The New Canon focuses on
great works of fiction
published since 1985. These
books represent the finest
literature of the current era,
and are gaining recognition as
the new classics of our time. In
this installment of The New
Canon, Ted Gioia reviews The
Human Stain by Philip Roth.
The Human Stain
by Philip Roth
Reviewed by Ted Gioia
Nathan Zuckerman figured as a recurring
character in Philip Roth’s fiction for more
than a quarter century before the publication
of The Human Stain. By any reasonable
measure, this stand-in for the author –-
Zuckerman is a novelist who frequently
reminds of us of Mr. Roth -- would have
been ready for retirement in the year 2000.

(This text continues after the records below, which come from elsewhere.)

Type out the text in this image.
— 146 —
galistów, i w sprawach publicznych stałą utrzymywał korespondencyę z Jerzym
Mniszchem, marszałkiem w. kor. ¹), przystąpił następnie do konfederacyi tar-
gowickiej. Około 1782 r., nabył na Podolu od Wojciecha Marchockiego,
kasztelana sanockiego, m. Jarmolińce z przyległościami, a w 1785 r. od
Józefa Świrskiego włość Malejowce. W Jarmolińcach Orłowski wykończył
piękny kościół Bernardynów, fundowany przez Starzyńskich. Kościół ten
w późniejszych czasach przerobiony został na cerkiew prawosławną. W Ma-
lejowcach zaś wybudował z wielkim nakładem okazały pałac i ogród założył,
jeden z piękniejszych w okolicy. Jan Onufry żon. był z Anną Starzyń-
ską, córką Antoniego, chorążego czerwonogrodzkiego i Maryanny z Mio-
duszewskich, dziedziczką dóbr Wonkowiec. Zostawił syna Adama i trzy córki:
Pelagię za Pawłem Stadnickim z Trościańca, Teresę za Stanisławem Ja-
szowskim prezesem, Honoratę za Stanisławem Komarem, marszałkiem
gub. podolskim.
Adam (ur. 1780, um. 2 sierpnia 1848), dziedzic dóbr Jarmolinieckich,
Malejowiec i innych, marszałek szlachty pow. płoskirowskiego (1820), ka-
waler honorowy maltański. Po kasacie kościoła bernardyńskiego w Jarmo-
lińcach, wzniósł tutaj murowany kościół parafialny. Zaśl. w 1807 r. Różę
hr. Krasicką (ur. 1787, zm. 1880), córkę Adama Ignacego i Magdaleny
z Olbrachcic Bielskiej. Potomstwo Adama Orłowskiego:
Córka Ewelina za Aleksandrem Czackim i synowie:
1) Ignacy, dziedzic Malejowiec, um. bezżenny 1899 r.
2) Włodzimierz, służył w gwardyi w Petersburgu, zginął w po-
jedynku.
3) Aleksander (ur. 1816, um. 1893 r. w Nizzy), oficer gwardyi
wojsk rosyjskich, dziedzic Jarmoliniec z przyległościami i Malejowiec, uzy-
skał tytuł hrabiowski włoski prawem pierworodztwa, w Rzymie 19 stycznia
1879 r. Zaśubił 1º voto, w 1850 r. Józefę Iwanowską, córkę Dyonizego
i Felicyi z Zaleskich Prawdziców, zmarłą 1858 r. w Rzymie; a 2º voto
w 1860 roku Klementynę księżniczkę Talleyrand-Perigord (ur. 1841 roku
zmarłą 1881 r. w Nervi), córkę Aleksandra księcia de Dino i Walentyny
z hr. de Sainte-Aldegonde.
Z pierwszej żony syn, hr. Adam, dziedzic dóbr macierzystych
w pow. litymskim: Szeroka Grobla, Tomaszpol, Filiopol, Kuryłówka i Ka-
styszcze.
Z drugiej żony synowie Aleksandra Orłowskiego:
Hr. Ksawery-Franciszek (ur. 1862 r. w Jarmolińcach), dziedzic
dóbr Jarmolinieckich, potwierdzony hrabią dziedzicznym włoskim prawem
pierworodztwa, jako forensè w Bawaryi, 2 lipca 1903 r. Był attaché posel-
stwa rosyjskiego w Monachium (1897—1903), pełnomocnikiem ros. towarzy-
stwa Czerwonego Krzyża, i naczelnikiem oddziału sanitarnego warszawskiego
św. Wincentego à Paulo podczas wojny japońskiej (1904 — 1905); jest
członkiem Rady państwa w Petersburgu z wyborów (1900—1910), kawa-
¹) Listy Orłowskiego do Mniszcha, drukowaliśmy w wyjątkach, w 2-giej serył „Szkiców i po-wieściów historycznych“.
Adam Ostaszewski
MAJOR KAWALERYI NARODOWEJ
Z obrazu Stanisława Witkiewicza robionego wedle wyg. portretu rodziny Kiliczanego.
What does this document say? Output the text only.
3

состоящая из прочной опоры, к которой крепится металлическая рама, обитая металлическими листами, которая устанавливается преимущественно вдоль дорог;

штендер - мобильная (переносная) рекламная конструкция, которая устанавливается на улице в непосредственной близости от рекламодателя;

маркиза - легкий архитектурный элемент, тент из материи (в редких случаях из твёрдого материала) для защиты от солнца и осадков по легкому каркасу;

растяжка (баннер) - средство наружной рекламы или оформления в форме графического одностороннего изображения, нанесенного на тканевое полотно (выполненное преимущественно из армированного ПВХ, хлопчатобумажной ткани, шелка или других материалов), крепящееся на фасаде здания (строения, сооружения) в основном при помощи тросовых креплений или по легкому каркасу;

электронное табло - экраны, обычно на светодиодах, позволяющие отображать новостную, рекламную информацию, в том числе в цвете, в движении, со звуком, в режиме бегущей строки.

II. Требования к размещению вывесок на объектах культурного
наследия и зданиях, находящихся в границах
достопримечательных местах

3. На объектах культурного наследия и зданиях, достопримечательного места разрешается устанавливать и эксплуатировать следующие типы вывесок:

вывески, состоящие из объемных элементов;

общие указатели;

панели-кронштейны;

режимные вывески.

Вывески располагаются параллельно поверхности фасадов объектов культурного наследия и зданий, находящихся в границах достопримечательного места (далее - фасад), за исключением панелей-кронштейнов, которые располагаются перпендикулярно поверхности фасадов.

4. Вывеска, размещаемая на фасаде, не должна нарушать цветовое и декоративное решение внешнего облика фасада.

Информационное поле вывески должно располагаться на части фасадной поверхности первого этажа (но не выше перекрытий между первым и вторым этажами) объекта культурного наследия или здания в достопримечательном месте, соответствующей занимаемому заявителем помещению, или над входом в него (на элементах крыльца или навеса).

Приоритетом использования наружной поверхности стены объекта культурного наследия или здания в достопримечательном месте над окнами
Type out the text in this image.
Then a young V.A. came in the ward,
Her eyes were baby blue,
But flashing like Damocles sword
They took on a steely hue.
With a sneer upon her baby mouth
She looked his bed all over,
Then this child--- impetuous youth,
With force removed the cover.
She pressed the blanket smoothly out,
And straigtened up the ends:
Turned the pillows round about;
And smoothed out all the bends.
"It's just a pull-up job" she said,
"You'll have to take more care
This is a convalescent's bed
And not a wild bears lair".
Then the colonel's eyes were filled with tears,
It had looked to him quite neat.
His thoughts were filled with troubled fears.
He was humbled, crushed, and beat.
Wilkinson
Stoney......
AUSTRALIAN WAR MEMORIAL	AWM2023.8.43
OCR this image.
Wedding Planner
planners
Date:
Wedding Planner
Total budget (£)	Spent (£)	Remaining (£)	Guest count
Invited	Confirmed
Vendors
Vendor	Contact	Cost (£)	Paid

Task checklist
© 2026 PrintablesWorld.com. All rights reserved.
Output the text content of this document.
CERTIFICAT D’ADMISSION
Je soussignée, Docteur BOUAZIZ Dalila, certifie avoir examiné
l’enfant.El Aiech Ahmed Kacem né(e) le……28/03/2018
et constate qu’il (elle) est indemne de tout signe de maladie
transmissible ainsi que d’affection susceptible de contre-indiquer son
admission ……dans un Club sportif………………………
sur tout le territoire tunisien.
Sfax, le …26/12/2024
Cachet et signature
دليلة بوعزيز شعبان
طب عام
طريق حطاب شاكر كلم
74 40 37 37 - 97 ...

He is reclusive and in poor health, and hardly
the right figure to step forth as a protagonist
in an exciting work of fiction.
Zuckerman, in short, is a survivor. He has
survived prostrate cancer –- just barely, and is now incontinent. He
has survived his second divorce. His sex life is kaput. His ties with
the past and his interactions with the external world, have loosened,
indeed almost totally unraveled, and the author has relocated to a
quiet New England cabin where he can pursue the solitary craft of
writing.
Nothing here prepares us for high drama. Yet the aging writer has
one carryover from the past, a skill refined over decades that sets
this powerful tale in motion. Zuckerman is a great observer, with
endless curiosity, and when his solitude is broken by chance
encounters with provocative individuals and events, he feeds on
them ravenously. The details of lives are, after all, the sustenance of
any author, and Zuckerman takes an almost voyeuristic delight in
the stories he can pick up second-hand.
As with that other late great Zuckerman novel, American Pastoral,
The Human Stain builds a rich multilayered novel from a tragic life
observed from afar. Coleman Silk is a former dean and classics
professor at a small local college, whose world collapses after he is
accused of racism. When he notices that two of the students signed
up for his seminar never show up for class, he mutters aloud: "Do
they exist or are they spooks?" But the missing students turn out to
be African-Americans, and the word ‘spook’ is perceived as a racial
slur. His attempts to defuse the controversy are met with hostility,
and Silk resigns in anger at what he sees are unfair accusations.
The life in retirement of this once esteemed academic is now filled
with rage. He heightens the scandal by entering into an affair with
one of the college’s janitors, an illiterate woman much younger than
Silk. This decision embroils him into a potentially explosive conflict
with the woman’s previous lover, a disturbed Vietnam vet. These
details are set against events of the 1990s, in particular the Bill
Clinton-Monica Lewinsky scandal. As in other Zuckerman novels,
Roth creates a masterful counterpoint between individual destinies
and public events. By embedding his narrative in the trials and
tribulations of recent socio-political currents, he constructs
narratives that possess both historical resonance and pointed
contemporary relevance.
But Roth’s adds another key layer to his novel in a series of
flashbacks into Silk’s past life. This powerful story-behind-the-
story not only stands on its own merits as a cautionary tale, but
completely changes how we perceive all of the other interlocking
parts of The Human Stain. The more deeply we understand Silk, the
more we perceive the painful irony – or perhaps one might call it
karma -- of his predicament.
All of the plots and sub-plots meld effortlessly together in this
masterful work. Even the minor characters -- Vietnam vet Lester
Farley or Delphine Roux, Silk’s academic adversary -– are perfectly
realized, setting in motion their own tragedies around the orbit of
Silk’s almost predestined fall from grace.
I often find Roth hit and miss. Some of his works strike me as
lacking sufficient drama, expending too much energy on small scale
effects. But when he writes at this level, with such control of pacing,
plot, prose and personality, he stands out as one of the finest
novelists of recent decades. With The Human Stain, Roth serves
notice that his best known character -- like the author himself -- has
not lost his edge with the passing years.